Consumer Watchdog's Case
Since 2002, the group says it has saved Californians more than $6 billion in insurance costs while being reimbursed $14.2 million for that work — roughly 25 cents recovered for every $100 saved — and points to a 2025 case in which it helped reduce a State Farm emergency rate hike request from 22% to 17% after wildfire losses, as evidence the system functions as designed.
Both figures are independently citable, and neither resolves the other. A system can have produced genuine, well-documented savings for consumers and still have grown procedurally sclerotic over nearly two decades without updates — those two things are not mutually exclusive, and the November 2025 hearing record on this proposal, by every account reviewed for this post, treated it as exactly that contested.

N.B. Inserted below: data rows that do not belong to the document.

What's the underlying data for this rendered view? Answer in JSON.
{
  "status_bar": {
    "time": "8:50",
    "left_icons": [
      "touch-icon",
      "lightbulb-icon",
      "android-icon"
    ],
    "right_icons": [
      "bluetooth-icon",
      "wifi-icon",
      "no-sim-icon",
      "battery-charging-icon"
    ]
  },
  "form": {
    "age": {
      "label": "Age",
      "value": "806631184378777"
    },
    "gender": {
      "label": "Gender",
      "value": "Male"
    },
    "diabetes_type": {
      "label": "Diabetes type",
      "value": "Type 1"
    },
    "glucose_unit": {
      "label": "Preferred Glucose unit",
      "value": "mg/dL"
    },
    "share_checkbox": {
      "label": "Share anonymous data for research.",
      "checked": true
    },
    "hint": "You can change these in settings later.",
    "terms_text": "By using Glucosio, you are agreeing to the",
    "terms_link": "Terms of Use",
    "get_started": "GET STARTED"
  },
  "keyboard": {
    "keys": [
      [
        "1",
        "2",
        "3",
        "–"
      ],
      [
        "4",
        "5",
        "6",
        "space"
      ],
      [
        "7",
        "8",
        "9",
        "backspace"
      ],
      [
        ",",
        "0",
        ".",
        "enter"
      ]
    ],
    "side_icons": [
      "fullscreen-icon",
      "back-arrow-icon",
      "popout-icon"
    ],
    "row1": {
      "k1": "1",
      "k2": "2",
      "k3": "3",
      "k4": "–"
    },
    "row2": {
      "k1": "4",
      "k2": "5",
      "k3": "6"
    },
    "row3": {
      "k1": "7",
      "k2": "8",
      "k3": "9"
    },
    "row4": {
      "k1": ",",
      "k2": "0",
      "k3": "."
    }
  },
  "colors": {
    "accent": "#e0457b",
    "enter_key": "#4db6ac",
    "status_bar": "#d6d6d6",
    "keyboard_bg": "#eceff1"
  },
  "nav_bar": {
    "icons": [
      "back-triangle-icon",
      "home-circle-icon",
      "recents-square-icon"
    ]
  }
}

This post's insulation mechanism is the most ordinary one in the whole series, and possibly the most durable: complexity itself. An 85% coverage rule with a 5% alternate growth path, measured against a prior-year baseline that the same insurer's own non-renewal decisions had already shaped, is not secret — it's published in the regulatory text. It is simply complicated enough that understanding what it actually requires takes the kind of sustained, comparative, multi-filing analysis that an investigative newsroom with time and resources can do, and that the ordinary policyholder reading a premium notice cannot.

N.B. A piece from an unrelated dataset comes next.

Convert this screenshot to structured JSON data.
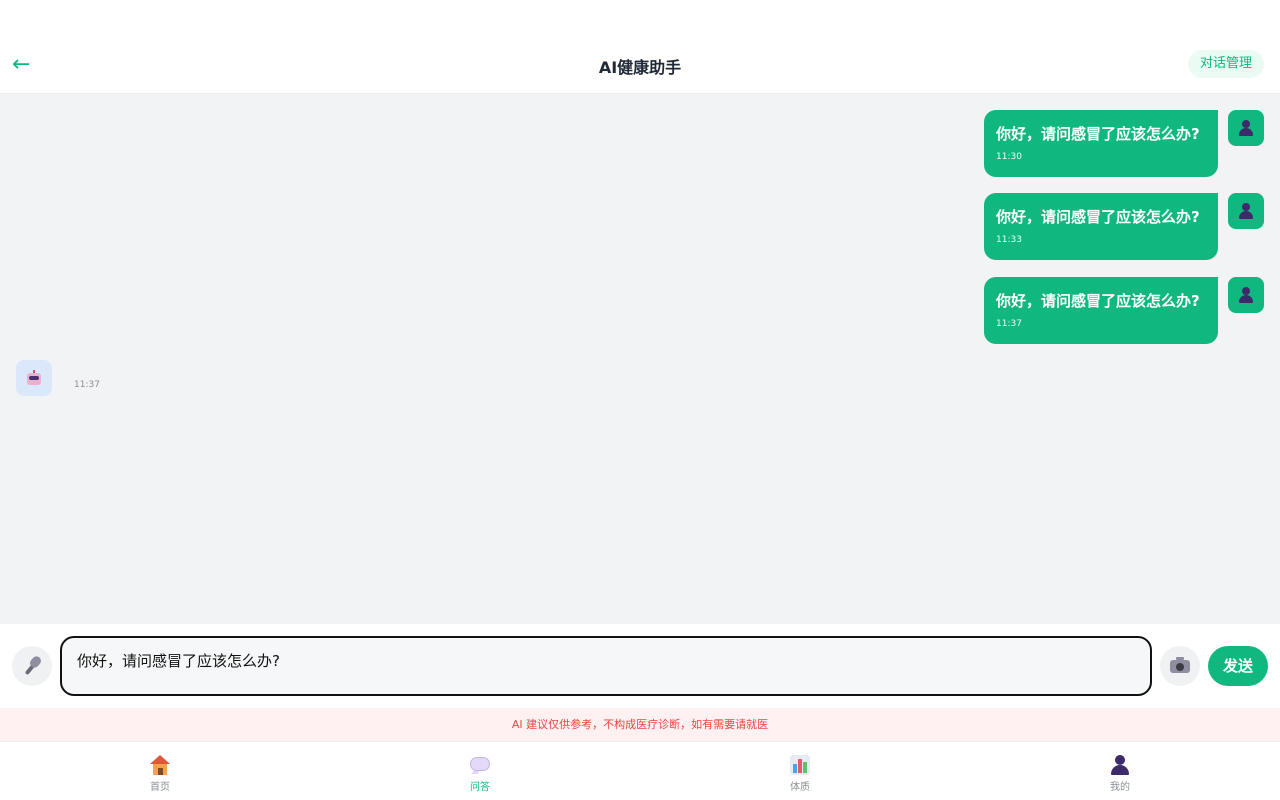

That gap — not concealment, just complexity outpacing ordinary public attention — is the same gap that let Post I's black-box models operate behind an NDA and Post III's deemer provision get quietly waived for two decades. Each time, the fix required someone with specialized expertise and sustained attention doing the work of translation. Each time, by the time the translation was published, the policy had already been running long enough to produce real effects on the ground.
Sub Verbis · Vera.
The Sustainable Insurance Strategy's launch (September 2023), the 85% wildfire-distressed-area coverage requirement, and the list of insurers (Mercury, CSAA, Pacific Specialty, Allstate, Farmers) announcing expanded California writing are drawn from California Department of Insurance press releases, insurance.ca.gov, 2025-2026. The $6.6 billion and $3.3 billion savings figures (2019-2025) are drawn from a CDI press release dated approximately February 2026. The "offramp" 5% alternate-compliance-path finding is drawn from New York Times investigative reporting as characterized in coverage by Live Insurance News, November 2025; this post relies on secondary characterization of the Times' findings rather than a direct read of the original investigation, and readers seeking the primary reporting should consult the New York Times directly. The intervenor reform dispute, including Commissioner Lara's stated rationale and Jamie Court/Consumer Watchdog's "retaliation" and "giveaway" characterizations, the $6 billion-since-2002 and $14.2 million reimbursement figures, and the State Farm 22%-to-17% rate reduction example, are drawn from CalMatters reporting (September 2025) and Live Insurance News coverage (October 2025) of the proposed intervenor regulations, cross-referenced against the Department's own September 2025 and February 2026 press releases characterizing the same reforms favorably. Readers should weigh the Department's press releases as an interested party's own account of its reforms' success alongside the independent and advocacy-group reporting cited above.